✅ The short answer
The Explorer has been one of America's best selling SUVs for decades, so there is a huge sample size of owner reports. That cuts both ways: real patterns show up clearly, but every quirk also gets amplified online. Below we separate the genuinely recurring issues from one-off complaints, and we tell you the mileage window where each one usually surfaces.
📊 The recurring problems by mileage and cost
These are the issues that come up over and over across the 2011-2019 fifth generation and, to a lesser degree, the 2020+ sixth generation. Costs are typical independent-shop ranges and vary by region and engine.

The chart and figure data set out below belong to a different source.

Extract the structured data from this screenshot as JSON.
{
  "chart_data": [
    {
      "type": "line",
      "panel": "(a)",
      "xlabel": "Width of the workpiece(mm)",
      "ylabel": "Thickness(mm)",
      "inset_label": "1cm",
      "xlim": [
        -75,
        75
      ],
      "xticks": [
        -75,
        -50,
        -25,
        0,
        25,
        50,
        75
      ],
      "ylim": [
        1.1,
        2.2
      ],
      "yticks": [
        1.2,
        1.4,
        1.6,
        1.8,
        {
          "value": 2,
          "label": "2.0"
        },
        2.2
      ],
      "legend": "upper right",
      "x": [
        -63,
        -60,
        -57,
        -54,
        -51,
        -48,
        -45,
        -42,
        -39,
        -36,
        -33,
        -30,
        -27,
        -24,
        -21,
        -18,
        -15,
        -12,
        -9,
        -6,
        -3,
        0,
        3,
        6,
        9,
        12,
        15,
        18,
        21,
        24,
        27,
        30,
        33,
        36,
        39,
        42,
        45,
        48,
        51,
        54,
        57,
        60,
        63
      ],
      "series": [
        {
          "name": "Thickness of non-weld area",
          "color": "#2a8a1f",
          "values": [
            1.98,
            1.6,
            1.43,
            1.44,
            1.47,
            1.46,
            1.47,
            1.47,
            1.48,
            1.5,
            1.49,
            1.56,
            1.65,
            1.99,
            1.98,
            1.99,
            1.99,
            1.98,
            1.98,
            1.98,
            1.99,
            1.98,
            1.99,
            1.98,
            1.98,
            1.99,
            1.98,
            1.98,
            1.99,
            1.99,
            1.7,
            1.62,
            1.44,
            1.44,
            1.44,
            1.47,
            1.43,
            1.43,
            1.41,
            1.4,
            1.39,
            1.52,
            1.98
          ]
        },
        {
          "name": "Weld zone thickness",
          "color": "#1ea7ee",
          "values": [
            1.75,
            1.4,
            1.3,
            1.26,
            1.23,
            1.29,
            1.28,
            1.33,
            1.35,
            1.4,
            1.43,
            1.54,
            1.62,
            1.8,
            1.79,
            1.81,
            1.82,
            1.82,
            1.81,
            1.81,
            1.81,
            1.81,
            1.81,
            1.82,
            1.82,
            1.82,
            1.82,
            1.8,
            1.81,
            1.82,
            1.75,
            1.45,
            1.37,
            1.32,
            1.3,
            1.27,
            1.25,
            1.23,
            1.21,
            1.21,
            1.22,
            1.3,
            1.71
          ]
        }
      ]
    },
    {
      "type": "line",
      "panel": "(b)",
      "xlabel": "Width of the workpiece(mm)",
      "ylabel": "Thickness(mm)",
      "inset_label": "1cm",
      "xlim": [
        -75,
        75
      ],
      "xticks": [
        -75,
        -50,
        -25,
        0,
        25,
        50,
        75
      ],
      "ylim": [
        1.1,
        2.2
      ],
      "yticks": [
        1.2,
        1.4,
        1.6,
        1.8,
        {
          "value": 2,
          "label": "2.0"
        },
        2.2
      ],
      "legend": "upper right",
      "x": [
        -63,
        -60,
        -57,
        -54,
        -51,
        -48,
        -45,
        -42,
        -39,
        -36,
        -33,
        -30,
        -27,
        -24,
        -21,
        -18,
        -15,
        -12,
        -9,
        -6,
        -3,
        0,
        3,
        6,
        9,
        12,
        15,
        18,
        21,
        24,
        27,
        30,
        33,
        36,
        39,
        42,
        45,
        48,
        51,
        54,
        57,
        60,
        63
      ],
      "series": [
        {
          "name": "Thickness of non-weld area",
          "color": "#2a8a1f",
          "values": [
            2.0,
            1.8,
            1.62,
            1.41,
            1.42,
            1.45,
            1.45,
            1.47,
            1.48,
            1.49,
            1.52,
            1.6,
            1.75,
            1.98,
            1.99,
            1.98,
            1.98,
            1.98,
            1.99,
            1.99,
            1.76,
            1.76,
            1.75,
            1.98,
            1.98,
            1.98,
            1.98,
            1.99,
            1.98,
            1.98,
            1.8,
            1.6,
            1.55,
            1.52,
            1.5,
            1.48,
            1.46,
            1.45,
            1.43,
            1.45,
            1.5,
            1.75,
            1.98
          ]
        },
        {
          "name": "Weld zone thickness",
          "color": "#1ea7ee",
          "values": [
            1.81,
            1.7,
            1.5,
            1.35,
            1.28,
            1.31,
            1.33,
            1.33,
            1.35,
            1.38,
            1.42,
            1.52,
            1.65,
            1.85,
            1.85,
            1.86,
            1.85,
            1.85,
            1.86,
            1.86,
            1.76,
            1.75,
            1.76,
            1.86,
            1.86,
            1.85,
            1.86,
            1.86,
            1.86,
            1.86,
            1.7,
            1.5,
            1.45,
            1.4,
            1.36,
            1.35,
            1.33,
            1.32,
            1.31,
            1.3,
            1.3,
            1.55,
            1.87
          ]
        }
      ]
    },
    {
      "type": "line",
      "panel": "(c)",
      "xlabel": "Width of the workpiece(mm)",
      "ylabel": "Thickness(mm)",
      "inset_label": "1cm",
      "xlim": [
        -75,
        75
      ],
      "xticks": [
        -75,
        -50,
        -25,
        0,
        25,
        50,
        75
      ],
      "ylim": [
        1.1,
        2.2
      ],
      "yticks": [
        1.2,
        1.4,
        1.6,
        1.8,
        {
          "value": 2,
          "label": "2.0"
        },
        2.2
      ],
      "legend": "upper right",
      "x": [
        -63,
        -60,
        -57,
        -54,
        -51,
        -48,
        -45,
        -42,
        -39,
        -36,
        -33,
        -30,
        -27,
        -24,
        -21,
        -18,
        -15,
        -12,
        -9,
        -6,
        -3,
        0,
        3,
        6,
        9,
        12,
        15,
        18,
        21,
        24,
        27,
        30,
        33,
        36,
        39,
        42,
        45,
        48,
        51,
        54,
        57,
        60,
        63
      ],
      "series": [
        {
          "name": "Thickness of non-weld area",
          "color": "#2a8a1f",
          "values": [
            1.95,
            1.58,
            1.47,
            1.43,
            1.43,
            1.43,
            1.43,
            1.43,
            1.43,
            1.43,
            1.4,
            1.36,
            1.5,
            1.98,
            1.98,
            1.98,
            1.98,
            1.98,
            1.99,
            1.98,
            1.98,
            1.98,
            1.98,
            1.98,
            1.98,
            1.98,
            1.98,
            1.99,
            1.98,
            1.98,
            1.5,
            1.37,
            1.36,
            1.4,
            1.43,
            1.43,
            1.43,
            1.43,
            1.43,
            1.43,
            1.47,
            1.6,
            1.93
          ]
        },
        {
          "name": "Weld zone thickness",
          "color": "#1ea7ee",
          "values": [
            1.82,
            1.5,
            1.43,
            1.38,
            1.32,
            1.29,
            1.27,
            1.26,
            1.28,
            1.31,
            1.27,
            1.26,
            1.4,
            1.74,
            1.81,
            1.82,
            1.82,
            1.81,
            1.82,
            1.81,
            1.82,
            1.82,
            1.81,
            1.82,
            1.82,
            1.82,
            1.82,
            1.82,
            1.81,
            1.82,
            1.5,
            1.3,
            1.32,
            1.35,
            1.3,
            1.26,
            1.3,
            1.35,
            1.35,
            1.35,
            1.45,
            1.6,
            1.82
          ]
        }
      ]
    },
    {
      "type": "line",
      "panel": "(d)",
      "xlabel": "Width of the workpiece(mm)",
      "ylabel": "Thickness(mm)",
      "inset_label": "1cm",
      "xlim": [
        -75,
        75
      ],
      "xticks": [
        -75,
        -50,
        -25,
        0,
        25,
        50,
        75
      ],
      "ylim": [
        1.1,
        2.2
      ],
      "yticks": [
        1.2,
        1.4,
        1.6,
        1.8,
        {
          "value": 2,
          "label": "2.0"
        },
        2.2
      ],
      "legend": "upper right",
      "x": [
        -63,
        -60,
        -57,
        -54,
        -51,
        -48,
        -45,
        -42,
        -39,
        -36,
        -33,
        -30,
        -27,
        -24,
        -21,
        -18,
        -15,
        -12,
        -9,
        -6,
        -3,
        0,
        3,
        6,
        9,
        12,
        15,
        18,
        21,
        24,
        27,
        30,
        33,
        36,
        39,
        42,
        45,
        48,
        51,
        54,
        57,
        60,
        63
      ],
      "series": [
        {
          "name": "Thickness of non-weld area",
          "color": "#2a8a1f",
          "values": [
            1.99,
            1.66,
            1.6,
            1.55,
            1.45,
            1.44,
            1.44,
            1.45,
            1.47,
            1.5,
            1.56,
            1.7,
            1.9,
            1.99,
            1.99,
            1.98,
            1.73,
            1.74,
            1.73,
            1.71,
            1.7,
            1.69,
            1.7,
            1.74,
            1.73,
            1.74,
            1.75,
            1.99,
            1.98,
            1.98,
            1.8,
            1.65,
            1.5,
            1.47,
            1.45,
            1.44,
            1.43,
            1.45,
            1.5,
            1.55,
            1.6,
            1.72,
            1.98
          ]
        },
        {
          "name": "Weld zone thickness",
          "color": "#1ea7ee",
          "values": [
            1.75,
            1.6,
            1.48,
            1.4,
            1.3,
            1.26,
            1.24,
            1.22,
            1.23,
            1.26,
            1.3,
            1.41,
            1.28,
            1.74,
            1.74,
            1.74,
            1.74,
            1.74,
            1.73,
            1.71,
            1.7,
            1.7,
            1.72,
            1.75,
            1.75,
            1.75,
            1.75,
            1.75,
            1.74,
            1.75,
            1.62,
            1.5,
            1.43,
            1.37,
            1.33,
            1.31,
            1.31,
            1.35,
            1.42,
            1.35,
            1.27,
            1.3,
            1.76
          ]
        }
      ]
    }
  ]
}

| Problem | Typical Mileage | Repair Cost | How Common |
|---|---|---|---|
| Transmission shudder / harsh shifts | 90k-120k | $300-$3,500 | Very common (V6 6-speed) |
| Water pump (internal) coolant leak | 100k-150k | $1,500-$3,000 | Common on 3.5L/3.7L V6 |
| PTU (power transfer unit) failure | 80k-100k | $1,200-$2,500 | Common on AWD |
| Coolant in cylinder on 3.5L EcoBoost | 60k-120k | $1,000+ | Model-year specific |
| AC/heater (blend door, compressor) | 50k-100k | $200-$1,400 | Moderate |
| Door ajar / electrical gremlins | 40k-90k | $100-$600 | Moderate, model-year specific |
⚙️ The big three explained
1. Transmission shudder and rough shifting
This is the number one complaint. The 6-speed automatic in many V6 models can develop a shudder, hesitation, or clunk, often felt between 30 and 50 mph or on light acceleration. Sometimes it is fixed with a fluid flush and updated software, which is the cheap end. If the torque converter or internals are worn, you are looking at a much bigger bill. If you feel a vibration that comes and goes under load, read our breakdown of what transmission shudder actually means before you panic.
2. Internal water pump and coolant intrusion
On the 3.5L and 3.7L Cyclone V6, the water pump is buried behind the timing cover and driven by the timing chain. When the seal fails, coolant can mix with the engine oil instead of dripping on the ground, so you may not notice until damage is done. Because the timing cover has to come off, this is one of the priciest routine Explorer repairs. Watch for a low coolant light with no visible puddle and a milky look on the oil cap. Related codes often point at P0128 coolant temperature problems.
3. PTU failure on AWD models
The power transfer unit sends power to the rear wheels on AWD Explorers. Many run a sealed, low-capacity fluid that degrades with heat. As it breaks down the PTU whines, leaks, and eventually fails, sometimes taking the seals and bearings with it. Catching it early with a fluid change (where possible) is far cheaper than replacement. A persistent whine or growl that changes with speed is the classic warning sign.
⚠️ Common mistakes Explorer owners make
- Ignoring "lifetime" fluids. The transmission and PTU fluids are marketed as lifetime but rarely are. Servicing them on a sensible interval heads off the two most expensive failures.
- Topping off coolant without finding the cause. Repeatedly adding coolant with no visible leak is a red flag for internal water pump failure, not a minor top-off.
- Writing off shudder as "normal." Early shudder can sometimes be fixed cheaply with a flush and software update. Wait too long and the torque converter takes damage.
- Buying a used AWD V6 with no service history. The 90k-130k window is exactly when the big bills land. No records means you should assume they are coming.
🧮 How to decide if it is worth fixing or buying
Use this quick framework whether you already own an Explorer or are shopping for a used one.
- Identify the engine and drivetrain. A FWD 4-cylinder Explorer skips most PTU and internal water pump worries. An AWD V6 carries the full risk profile.
- Check the mileage band. Under 80k with records, risk is lower. Between 90k and 130k with no big-ticket history, budget $1,500-$3,000 for one likely repair.
- Test drive for the symptoms. Feel for shudder around 30-50 mph, listen for PTU whine, and confirm AC blows cold and hot on demand.
- Price the repair before you commit. If a shop quoted you, run it through our repair quote checker to see if the price is fair before you say yes.
- Compare to the car's value. A $2,500 water pump on a $6,000 SUV with otherwise good records is usually still worth it. The same bill on a rough, neglected example is not.
❓ Frequently asked questions
📝 TL;DR
The Ford Explorer is dependable enough to recommend, but it has a known set of recurring problems. Expect transmission shudder, internal water pump leaks on the V6, and PTU failures on AWD, mostly landing between 80,000 and 130,000 miles. Buy with service records, test drive for the symptoms, and price any repair before you commit. Handle the big three proactively and an Explorer can run well past 150,000 miles.